The former is the jelly-like filling of the eyeball (later called the vitreous humour, which is contained within a transparent sac called the hyaloid membrane). The latter is the “crystalline” body (later labeled the crystalline humor, and today called the lens), which he observed, “has the shape of a slightly flattened sphere”.
The crystalline body was attached to a “flattened nerve” that resembled “a casting-net”, which caused it to be called “the net-like tunic” or retina.
The retina is composed of four microscopically thin layers of cells that line most of the inside of the eyeball. The first layer, next to the choroid, is the epithelium upon which sits a layer composed of some 125 million photon-receptors in the form of long slender rods and short tapered cones.
It is the rods and cones that translate the energy carried by individual photons into chemical messages, which are transmitted to the neurons in two layers of cells that lie above them.
The first layer contains three types of cells: bipolar cells, horizontal cells, and amacrine cells. Above this layer is another containing the retinal ganglion cells.
Although both these layers of cells are fairly transparent, they must nevertheless affect the passage of light through them to the rods and cones below. Moreover, above these two layers is a network of veins and arteries, which must also inhibit the passage of light to the rods and cones below.
There seems to be no explanation for this upside-down arrangement. As a result, a large portion of what our eyes see, as we gaze out into the world, is in fact blurred.
Most of the time we are not really aware of this because we tend to concentrate on looking, which is conducted through a tiny part of the retina called the fovea (at the center of the macula) where vision is at its most acute.

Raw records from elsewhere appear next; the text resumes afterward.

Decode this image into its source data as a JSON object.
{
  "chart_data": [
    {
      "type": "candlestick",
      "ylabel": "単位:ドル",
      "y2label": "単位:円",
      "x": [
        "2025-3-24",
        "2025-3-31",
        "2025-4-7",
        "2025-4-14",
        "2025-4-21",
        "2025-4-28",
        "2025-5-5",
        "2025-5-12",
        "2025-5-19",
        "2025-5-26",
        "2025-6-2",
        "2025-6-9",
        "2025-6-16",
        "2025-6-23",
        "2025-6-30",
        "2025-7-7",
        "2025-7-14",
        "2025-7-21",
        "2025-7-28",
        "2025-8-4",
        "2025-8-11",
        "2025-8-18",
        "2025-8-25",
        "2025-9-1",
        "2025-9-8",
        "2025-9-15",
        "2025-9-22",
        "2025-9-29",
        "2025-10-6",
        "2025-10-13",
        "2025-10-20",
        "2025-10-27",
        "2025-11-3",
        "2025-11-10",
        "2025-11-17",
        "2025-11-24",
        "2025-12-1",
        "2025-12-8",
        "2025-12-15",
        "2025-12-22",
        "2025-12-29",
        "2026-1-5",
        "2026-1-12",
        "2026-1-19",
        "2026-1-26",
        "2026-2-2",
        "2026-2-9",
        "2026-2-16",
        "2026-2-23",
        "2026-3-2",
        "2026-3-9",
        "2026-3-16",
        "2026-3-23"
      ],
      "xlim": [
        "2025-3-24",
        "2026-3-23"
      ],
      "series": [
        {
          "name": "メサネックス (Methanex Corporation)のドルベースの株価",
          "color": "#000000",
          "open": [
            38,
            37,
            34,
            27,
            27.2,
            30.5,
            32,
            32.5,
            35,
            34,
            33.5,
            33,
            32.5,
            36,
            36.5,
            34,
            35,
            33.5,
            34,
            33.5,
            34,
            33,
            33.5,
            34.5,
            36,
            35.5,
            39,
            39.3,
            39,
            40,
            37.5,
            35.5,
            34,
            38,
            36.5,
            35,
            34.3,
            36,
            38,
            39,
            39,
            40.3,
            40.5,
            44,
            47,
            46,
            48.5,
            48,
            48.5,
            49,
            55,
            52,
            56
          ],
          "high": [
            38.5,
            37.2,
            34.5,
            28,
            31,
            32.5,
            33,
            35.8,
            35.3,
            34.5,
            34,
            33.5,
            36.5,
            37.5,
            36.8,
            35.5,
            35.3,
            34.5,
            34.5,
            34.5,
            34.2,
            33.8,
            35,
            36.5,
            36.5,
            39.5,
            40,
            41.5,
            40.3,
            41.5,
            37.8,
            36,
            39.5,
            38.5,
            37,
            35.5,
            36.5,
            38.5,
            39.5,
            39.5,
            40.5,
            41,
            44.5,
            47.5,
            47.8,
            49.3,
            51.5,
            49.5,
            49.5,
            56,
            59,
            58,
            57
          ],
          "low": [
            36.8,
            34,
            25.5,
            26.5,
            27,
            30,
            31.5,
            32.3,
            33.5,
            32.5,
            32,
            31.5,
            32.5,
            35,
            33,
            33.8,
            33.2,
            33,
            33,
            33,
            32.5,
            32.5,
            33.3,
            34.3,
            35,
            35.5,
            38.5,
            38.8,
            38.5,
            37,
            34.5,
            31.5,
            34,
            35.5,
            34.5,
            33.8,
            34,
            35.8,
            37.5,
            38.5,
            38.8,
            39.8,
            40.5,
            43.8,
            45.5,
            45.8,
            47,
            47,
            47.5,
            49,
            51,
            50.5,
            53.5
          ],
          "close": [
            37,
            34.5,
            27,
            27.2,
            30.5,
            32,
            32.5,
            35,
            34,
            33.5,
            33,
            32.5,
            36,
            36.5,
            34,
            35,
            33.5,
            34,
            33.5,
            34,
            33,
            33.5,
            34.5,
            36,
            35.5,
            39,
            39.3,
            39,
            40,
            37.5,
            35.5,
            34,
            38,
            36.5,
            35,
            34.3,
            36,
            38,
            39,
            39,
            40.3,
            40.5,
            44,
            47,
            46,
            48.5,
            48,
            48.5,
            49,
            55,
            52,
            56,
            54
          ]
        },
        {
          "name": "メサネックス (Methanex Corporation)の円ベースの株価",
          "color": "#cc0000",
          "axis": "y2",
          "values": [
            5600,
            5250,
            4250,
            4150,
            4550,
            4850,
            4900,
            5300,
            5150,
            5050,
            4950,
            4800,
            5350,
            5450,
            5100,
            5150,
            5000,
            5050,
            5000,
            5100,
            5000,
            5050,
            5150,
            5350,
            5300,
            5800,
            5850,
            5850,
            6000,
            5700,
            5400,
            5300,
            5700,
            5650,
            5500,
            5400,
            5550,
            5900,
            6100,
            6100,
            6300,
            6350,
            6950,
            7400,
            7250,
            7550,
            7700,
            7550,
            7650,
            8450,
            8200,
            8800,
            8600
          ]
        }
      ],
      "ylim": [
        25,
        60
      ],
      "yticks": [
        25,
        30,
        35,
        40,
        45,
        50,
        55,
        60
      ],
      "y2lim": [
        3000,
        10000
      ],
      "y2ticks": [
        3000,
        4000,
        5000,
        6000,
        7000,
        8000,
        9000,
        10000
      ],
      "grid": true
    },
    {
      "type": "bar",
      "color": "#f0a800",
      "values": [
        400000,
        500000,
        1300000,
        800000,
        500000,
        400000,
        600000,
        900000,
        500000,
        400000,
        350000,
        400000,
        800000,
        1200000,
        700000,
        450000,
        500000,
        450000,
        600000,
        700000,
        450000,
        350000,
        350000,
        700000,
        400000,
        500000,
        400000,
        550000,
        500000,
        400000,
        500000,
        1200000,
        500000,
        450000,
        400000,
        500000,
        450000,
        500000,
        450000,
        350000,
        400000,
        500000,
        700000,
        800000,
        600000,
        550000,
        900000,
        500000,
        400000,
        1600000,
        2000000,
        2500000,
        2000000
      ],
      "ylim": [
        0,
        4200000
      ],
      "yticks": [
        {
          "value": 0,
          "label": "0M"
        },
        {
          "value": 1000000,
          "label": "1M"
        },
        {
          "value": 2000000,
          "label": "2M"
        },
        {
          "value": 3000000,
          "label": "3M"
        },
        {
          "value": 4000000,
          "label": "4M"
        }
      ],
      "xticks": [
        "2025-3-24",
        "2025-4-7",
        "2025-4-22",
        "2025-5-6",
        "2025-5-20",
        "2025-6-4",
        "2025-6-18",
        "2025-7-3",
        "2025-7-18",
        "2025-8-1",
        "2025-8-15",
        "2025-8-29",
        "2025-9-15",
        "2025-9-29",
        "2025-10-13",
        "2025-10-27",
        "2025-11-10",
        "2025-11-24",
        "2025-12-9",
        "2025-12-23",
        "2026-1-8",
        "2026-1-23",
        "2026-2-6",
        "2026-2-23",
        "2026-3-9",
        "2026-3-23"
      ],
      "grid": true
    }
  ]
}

How the Eye Works and the Retina (video)
The fovea is a shallow pit in the retina about one millimeter across located opposite the lens. It occupies an area to the left of the nasal hemifield on the same horizontal meridian that passes through the optic disc, which is where the optic nerve leaves the eye.
Where the optic nerve exits the eye there are no rods and cones and thus no registration of the light waves hitting this spot on the retina. The result is a blind spot which the brain compensates for by “filling in” the missing information. It does this so effectively that most of the time we are unaware of this small hole in our vision.
The fovea has no cells or blood vessels covering it and is thus directly exposed to incoming electromagnetic radiation.
The axons of the ganglion cells traverse the surface of the retina to gather into a bundle of fibers that leave the eye as the optic nerve.
The connections between rods and cones to bipolar cells and to ganglion cells vary over the surface of the retina.
In or near the fovea, the connection is direct in that a single cone feeds a single bipolar cell, and a single bipolar cell in turn feeds into a single ganglion cell.
Towards the periphery of the retina, however, the connection between cells becomes less direct.
Moving away from the fovea, more rods and more cones converge on more bipolar cells, and more bipolar cells converge on more ganglion cells.
Visual acuity is therefore highest in the area of the fovea and deteriorates as it moves away towards the periphery of the retina.
The cones of the retina have three light-sensitive receptors that are attuned to respond to electromagnetic wavelengths that we sense as the colours red, green, and blue.
Cones respond only to light at normal intensity and permit us to see colours.
Cones are normally one of the three types, each with different photosins or pigment (the three types make most humans trichromatic.
The response curve is different in each one and thus each responds in different ways to variation in colour.
Rods, on the other hand, are responsible for vision in dim light (“twilight vision”) and provide vision only in shades of gray.
Unlike cones, which have three different types of pigment, all rods have a single light-sensitive pigment.
Rods are far more numerous than cones except in the area of the fovea, which contains only cones. Our eyes automatically resort to rod vision in darkened places (called scotopic vision).